Action of Arthrobacter ureafaciens inulinase II on several oligofructans and bacterial levans.

1. Arthrobacter ureafaciens inulinase II which converts inulin to di-D-fructofuranose 1,2' : 2,3' dianhydride (difructose anhydride III) leaving a small amount of oligosaccharides, was investigated in order to characterize its mode of action. 2. After the enzymatic reaction on the glucose-terminated inulin molecules had been completed, the oligosaccharides left in the enzyme digest were isolated, and identified to be the fructose-glucose oligosaccharides; O-beta-D-fructofuranosyl-(2 leads to 1)-O-beta-D-fructofuranosyl alpha-D-glucopyranoside (1-kestose), O-beta-D-fructofuranosyl-[(2 leads to 1)-O-beta-D-fructofuranosyl]2 alpha-D-glucopyranoside and O-beta-D-fructofuranosyl-[(2 leads to 1)-O-beta-D-fructofuranosyl]3 alpha-D-glucopyranoside.
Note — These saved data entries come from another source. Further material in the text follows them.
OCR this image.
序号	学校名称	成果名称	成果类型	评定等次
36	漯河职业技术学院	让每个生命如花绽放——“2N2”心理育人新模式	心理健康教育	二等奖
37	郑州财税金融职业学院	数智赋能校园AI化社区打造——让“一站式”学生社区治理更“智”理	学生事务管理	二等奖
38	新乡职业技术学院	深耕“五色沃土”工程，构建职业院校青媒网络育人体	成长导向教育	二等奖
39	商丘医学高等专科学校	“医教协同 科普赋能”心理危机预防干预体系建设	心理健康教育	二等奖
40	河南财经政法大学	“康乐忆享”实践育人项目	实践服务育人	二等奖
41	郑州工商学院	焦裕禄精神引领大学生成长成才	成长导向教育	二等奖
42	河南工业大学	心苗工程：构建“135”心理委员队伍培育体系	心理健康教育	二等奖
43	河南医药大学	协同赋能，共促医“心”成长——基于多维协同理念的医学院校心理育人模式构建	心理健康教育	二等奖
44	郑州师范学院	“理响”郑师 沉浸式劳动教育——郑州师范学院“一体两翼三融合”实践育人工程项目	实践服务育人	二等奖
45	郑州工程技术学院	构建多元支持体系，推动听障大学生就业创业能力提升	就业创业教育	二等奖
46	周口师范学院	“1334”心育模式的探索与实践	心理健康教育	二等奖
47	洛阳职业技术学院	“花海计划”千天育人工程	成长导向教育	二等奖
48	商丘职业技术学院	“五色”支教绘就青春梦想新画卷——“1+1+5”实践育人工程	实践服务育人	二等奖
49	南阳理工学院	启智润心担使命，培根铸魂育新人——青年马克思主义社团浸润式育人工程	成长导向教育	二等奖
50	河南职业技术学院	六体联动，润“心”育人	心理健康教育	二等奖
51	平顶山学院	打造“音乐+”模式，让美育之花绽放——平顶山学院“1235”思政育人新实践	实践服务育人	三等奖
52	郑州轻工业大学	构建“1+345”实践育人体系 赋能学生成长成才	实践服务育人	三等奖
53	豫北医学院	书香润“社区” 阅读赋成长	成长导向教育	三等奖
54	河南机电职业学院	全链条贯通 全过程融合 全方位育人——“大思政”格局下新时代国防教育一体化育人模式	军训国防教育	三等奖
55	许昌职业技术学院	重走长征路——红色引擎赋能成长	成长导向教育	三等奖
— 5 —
The difructose anhydride formation from the three fructose-glucose oligosaccharides in the separate reaction system with an increased substrate concentration was observed only with the latter two substrates, but not with the first one. 3. The difructose anhydride formation with several (2 leads to 1)-beta-linked fructose oligosaccharides and bacterial (2 leads to 6)-beta-fructans was examined. The (2 leads to 1)-beta-linked fructose oligosaccharides were effective as substrates for the enzyme with the exception of inulobiose, but the (2 leads to 6)-beta-fructans remained unaffected. 4. It was concluded that the enzyme attacks (2 leads to 1)-beta-linked fructan molecules from the nonreducing fructose ends and requires the presence of at least two adjacent (2 leads to 1)-beta-fructofuranosyl linkages.